Registering in the CMDIR means that you will enter demographic information and complete an intake survey. We would then ask that you provide records regarding the diagnosis and treatment of CMD, including genetic testing, muscle biopsy, pulmonary function testing, sleep studies, clinic visit notes, and hospital discharge summaries.

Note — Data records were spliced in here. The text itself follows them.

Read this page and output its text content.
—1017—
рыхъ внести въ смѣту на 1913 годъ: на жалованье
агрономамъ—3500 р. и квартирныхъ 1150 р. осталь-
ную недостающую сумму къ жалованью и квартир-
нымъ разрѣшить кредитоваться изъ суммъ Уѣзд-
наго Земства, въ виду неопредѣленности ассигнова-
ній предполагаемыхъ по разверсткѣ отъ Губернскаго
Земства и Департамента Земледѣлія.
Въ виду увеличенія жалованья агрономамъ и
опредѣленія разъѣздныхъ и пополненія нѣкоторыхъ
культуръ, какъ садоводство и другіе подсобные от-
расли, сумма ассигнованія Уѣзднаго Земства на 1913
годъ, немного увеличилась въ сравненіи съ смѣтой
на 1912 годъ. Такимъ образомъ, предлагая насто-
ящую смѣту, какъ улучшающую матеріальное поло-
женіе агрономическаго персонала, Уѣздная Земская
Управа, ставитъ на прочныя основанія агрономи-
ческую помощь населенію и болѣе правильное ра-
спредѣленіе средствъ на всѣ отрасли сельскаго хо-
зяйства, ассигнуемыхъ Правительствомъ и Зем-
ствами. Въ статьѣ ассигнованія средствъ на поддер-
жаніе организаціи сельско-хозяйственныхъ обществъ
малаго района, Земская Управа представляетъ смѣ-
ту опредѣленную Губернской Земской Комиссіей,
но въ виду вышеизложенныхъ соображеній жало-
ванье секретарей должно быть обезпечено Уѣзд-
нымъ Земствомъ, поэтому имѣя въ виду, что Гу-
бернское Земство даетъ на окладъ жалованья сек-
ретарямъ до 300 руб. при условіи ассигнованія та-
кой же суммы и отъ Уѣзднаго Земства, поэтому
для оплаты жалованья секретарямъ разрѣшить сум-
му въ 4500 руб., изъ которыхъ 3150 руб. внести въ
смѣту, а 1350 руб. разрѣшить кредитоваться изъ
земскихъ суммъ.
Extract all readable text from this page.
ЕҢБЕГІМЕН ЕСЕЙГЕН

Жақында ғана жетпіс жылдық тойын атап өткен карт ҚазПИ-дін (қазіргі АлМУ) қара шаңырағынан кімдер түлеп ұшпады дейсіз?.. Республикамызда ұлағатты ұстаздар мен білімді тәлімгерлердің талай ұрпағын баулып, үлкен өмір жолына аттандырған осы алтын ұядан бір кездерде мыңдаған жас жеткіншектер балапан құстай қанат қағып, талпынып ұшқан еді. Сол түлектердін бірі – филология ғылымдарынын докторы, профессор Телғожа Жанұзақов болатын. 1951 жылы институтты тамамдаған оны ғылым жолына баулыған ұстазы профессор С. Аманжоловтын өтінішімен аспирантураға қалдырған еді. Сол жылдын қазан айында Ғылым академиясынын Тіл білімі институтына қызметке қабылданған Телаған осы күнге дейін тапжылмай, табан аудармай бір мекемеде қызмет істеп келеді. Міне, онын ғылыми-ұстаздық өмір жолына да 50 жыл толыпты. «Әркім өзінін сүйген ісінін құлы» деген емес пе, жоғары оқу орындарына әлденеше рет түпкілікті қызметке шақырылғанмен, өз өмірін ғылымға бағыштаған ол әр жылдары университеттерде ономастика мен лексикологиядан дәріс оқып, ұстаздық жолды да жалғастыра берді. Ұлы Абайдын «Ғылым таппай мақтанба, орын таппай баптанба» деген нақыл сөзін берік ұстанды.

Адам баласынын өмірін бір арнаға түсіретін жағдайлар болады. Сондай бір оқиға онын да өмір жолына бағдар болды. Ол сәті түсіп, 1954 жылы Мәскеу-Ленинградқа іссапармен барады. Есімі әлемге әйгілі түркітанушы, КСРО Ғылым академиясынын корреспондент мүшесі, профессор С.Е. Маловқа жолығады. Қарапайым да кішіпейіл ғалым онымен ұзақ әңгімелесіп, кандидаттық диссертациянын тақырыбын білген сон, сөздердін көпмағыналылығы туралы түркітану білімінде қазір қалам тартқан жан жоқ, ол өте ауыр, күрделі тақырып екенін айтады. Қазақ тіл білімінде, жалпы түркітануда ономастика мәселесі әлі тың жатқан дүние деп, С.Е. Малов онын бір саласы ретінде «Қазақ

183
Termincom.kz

Title: Clinical Trial Readiness for the Dystroglycanopathies
Principal Investigator: Katherine Mathews, MD
University of Iowa
Iowa City, IA
Muscular dystrophies are a diverse group of inherited disorders characterized by progressive muscle weakness and wasting. The disorders are caused by mutations, or changes, in genes. Genes are tiny pieces of inherited material (DNA) that direct the body to make certain kinds of proteins.
In this study, researchers will examine the clinical presentation of muscular dystrophy caused by abnormal glycosylation of alpha-dystroglycan. Patients with dystroglycanopathies could have mutations in any one of the 18 currently identified genes or evidence of dystroglycanopathy in biopsied muscle tissue. Symptoms range from congenital muscular dystrophy that may involve the brain and eye through an adult-onset limb-girdle muscular dystrophy.
The study involves a clinical evaluation at the University of Iowa. The evaluation includes muscle strength and motor ability testing, lung function testing, quality of life and activity assessment, and a review of past medical history. Portions of this evaluation will be repeated yearly. Financial assistance is available for travel to Iowa City. Support is also available for genetic testing for people with a dystroglycanopathy diagnosis based on muscle or skin biopsy analysis.
Knowledge gained from this study will improve healthcare recommendations for people with dystroglycanopathies and provide a baseline for further research, including potential treatment options.